Facebook followed in April 2014, quietly dropping XMPP support.¹³ The official reason was unstated. The actual reason was strategic: pushing users into Meta's proprietary ecosystem was more valuable than interoperability.

The companies that had adopted XMPP when it helped them grow abandoned it once they had captured their users. The federated future collapsed into walled gardens.

The Irony

Here is the part that hurts:

WhatsApp was originally built using an open-source XMPP server.¹⁴ The protocol used by WhatsApp today is a direct derivative of XMPP. They converted the XML tags to a binary format for efficiency, but the fundamental design and semantics remain identical. WhatsApp is XMPP, compressed and defederated.

WhatsApp is the most popular messenger in the world. It runs on XMPP's bones. And it cannot talk to any other XMPP server on Earth.

Meta embraces open protocols when they benefit from network effects (Threads federating with Bluesky and the Fediverse) and resists them when they threaten market control (refusing XMPP interoperability under the EU's Digital Markets Act).¹⁵

The Protocol Today

XMPP never died. It became niche. The XMPP Standards Foundation continues developing extensions. New clients emerge. The protocol powers IoT devices, smart home systems, and enterprise deployments where federation and extensibility matter.¹⁶

XMPP is used in healthcare systems in Germany, military communications for the Bundeswehr, and countless private deployments where "someone else controls the server" is not acceptable.¹⁷

Jeremie Miller now sits on the board of directors for Bluesky, another attempt at decentralized social communication.¹⁸ The dream persists, wearing different clothes.

Security

XMPP on port 5222 uses STARTTLS to upgrade connections to TLS encryption.¹⁹ This is mandatory in modern implementations per RFC 6120 and RFC 7590.

However, STARTTLS has known vulnerabilities:²⁰

Downgrade attacks: A man-in-the-middle can strip the STARTTLS advertisement, convincing clients that encryption is unavailable.

Command injection: Implementation bugs have allowed attackers to inject commands during the TLS negotiation phase.

Certificate validation: If clients do not properly verify server certificates, encryption provides false confidence.

The older approach used port 5223 for "legacy SSL," where connections were encrypted from the first byte.²¹ This was deprecated in 2004 but is sometimes still used because direct TLS avoids STARTTLS vulnerabilities.

Modern recommendations:²²

• TLS 1.2 or higher is mandatory
• TLS 1.0 and 1.1 should not be negotiated
• SSL versions must never be used
• Certificate verification must be enforced

Related Ports

What Flows Through

Every XML stanza on port 5222 carries something human.
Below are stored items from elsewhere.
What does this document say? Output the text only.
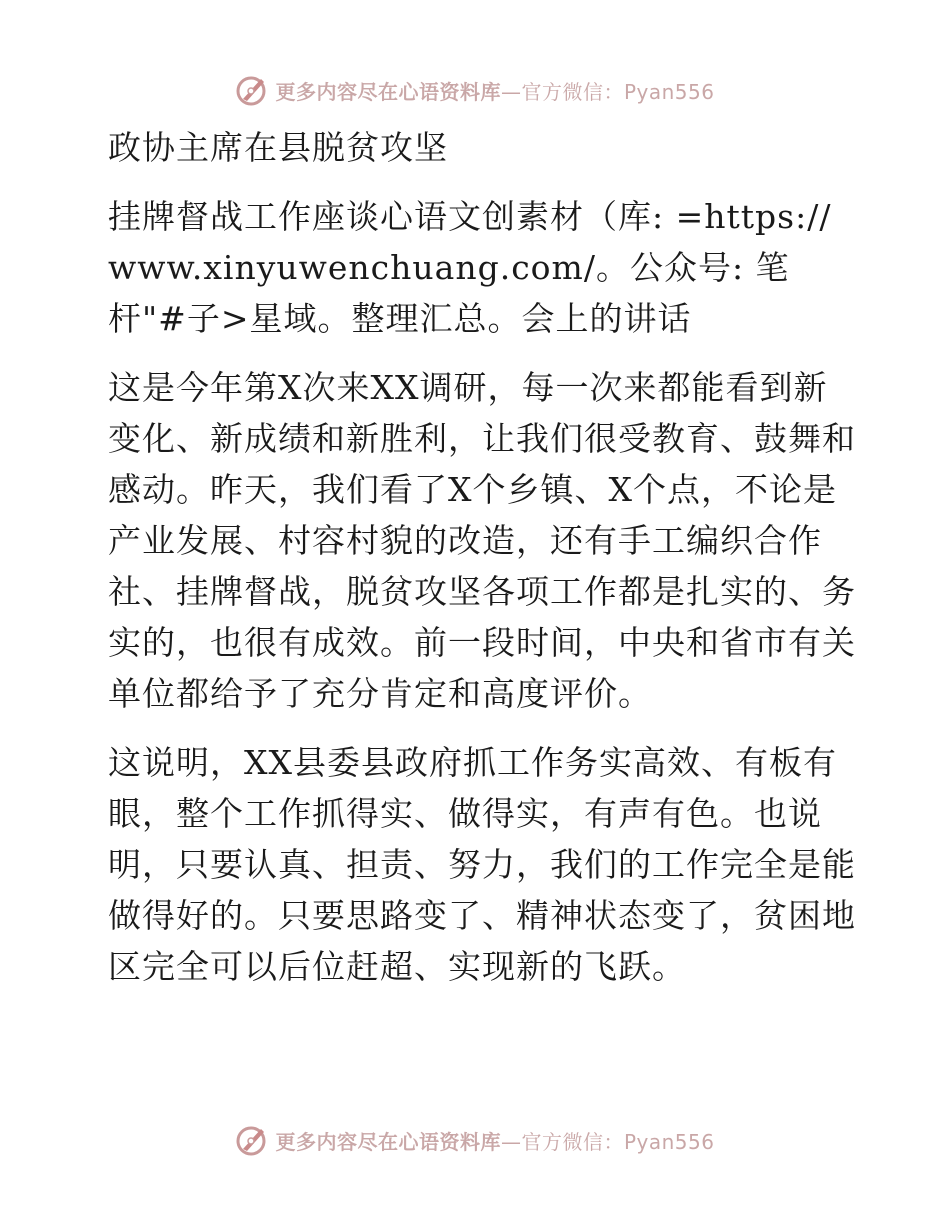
更多内容尽在心语资料库—官方微信：Pyan556

政协主席在县脱贫攻坚

挂牌督战工作座谈心语文创素材（库: =https://www.xinyuwenchuang.com/。公众号: 笔杆"#子>星域。整理汇总。会上的讲话

这是今年第X次来XX调研，每一次来都能看到新变化、新成绩和新胜利，让我们很受教育、鼓舞和感动。昨天，我们看了X个乡镇、X个点，不论是产业发展、村容村貌的改造，还有手工编织合作社、挂牌督战，脱贫攻坚各项工作都是扎实的、务实的，也很有成效。前一段时间，中央和省市有关单位都给予了充分肯定和高度评价。

这说明，XX县委县政府抓工作务实高效、有板有眼，整个工作抓得实、做得实，有声有色。也说明，只要认真、担责、努力，我们的工作完全是能做得好的。只要思路变了、精神状态变了，贫困地区完全可以后位赶超、实现新的飞跃。

更多内容尽在心语资料库—官方微信：Pyan556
A message to a colleague. A presence update saying "I'm here." An IQ query checking if a friend is online.

In the golden age, port 5222 carried conversations across organizational boundaries. A Google user chatting with a Facebook user through a Pidgin window. That federation was real. It worked. It was killed not because it failed technically, but because it succeeded too well at letting users escape proprietary silos.

Port 5222 still carries that possibility. Any XMPP server listening on this port can federate with any other. The protocol does not require permission from Google or Meta or anyone else. The addressing works. The streams flow. The stanzas arrive.

The infrastructure for an open messaging Internet exists. It has existed since 1999. It is waiting on port 5222 for the moment when enough people decide that talking to each other matters more than being captured by platforms.